Esto lleva a otro concepto más (y le prometemos al lector que, tras este, pararemos y no hablaremos de ninguna otra cosa; ya hemos abusado bastante de su paciencia): la metatelevisión, un receptáculo de intertextualidad desenfrenada. Programas sobre programas, programas previos a otros programas, repetición de los mismos programas, imitación de los otros programas, personajes que saltan de una series a otras, gentes que viven solo de aparecer como invitados famosos en concursos de televisión como si se hubieran hecho famosos por haber hecho algo en algún otro sitio (cosa que no han hecho), mezcla aleatoria de cómics y videojuegos con otros géneros, convergencia mediática y, en definitiva, un follón de todos los diablos televisivos.

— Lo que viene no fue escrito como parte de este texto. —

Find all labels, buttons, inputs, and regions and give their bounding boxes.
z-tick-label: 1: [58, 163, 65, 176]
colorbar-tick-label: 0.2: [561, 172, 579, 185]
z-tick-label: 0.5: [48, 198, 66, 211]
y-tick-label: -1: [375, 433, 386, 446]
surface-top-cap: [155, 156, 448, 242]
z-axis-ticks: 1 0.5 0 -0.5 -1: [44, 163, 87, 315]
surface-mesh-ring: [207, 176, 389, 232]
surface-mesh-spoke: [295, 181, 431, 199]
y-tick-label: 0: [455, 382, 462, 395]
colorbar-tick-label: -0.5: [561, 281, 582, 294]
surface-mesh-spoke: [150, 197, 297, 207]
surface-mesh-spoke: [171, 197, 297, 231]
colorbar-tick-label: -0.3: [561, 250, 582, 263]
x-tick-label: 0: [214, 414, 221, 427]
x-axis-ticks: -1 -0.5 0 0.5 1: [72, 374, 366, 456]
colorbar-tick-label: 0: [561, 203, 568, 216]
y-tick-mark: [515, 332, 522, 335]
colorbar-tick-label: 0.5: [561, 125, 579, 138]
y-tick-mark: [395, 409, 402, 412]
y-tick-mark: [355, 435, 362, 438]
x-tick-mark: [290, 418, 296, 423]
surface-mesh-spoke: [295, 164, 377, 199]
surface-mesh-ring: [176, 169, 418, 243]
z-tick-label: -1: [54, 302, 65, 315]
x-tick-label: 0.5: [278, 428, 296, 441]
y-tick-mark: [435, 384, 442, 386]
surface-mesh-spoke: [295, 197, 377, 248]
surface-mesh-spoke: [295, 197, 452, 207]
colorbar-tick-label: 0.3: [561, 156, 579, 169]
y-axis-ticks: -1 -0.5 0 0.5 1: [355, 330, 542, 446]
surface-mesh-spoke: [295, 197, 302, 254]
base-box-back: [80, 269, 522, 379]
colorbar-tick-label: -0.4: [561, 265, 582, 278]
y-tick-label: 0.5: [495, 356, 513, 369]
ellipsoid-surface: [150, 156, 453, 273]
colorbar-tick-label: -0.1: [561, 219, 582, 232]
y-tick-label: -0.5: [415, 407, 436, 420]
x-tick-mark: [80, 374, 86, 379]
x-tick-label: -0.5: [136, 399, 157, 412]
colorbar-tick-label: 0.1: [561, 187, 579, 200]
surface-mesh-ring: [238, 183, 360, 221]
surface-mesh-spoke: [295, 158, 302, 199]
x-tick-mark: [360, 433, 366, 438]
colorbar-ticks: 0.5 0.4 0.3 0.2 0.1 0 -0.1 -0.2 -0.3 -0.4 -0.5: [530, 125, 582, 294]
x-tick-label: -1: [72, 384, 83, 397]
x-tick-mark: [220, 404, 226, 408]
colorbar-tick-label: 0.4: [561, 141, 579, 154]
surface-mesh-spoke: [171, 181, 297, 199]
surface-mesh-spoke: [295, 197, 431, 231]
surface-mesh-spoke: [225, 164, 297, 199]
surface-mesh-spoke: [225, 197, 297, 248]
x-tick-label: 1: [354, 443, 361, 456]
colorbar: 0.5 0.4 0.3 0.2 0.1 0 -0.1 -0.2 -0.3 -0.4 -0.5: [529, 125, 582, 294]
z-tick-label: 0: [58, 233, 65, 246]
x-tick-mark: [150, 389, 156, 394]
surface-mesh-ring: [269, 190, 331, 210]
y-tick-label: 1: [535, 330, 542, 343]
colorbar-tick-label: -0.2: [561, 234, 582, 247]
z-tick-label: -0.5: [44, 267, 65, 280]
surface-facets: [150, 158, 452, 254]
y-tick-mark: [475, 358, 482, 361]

La mala noticia es que la televisión no muere; al contrario: muta para adaptarse en tiempo real al mundo digital y del Homo movilis (también llamado Homo celularis en Hispanoamérica) —el que vive sofronizado por este dispositivo—, para que, por mucho que lo intentemos, no podamos ya jamás renunciar a más y más horas de televisión ni mucho menos a quitarnos de encima esta herramienta mágica que tan excelentes resultados le está proporcionando al actual totalitarismo alienador.

La buena noticia es...

Me temo que no hay ninguna buena noticia.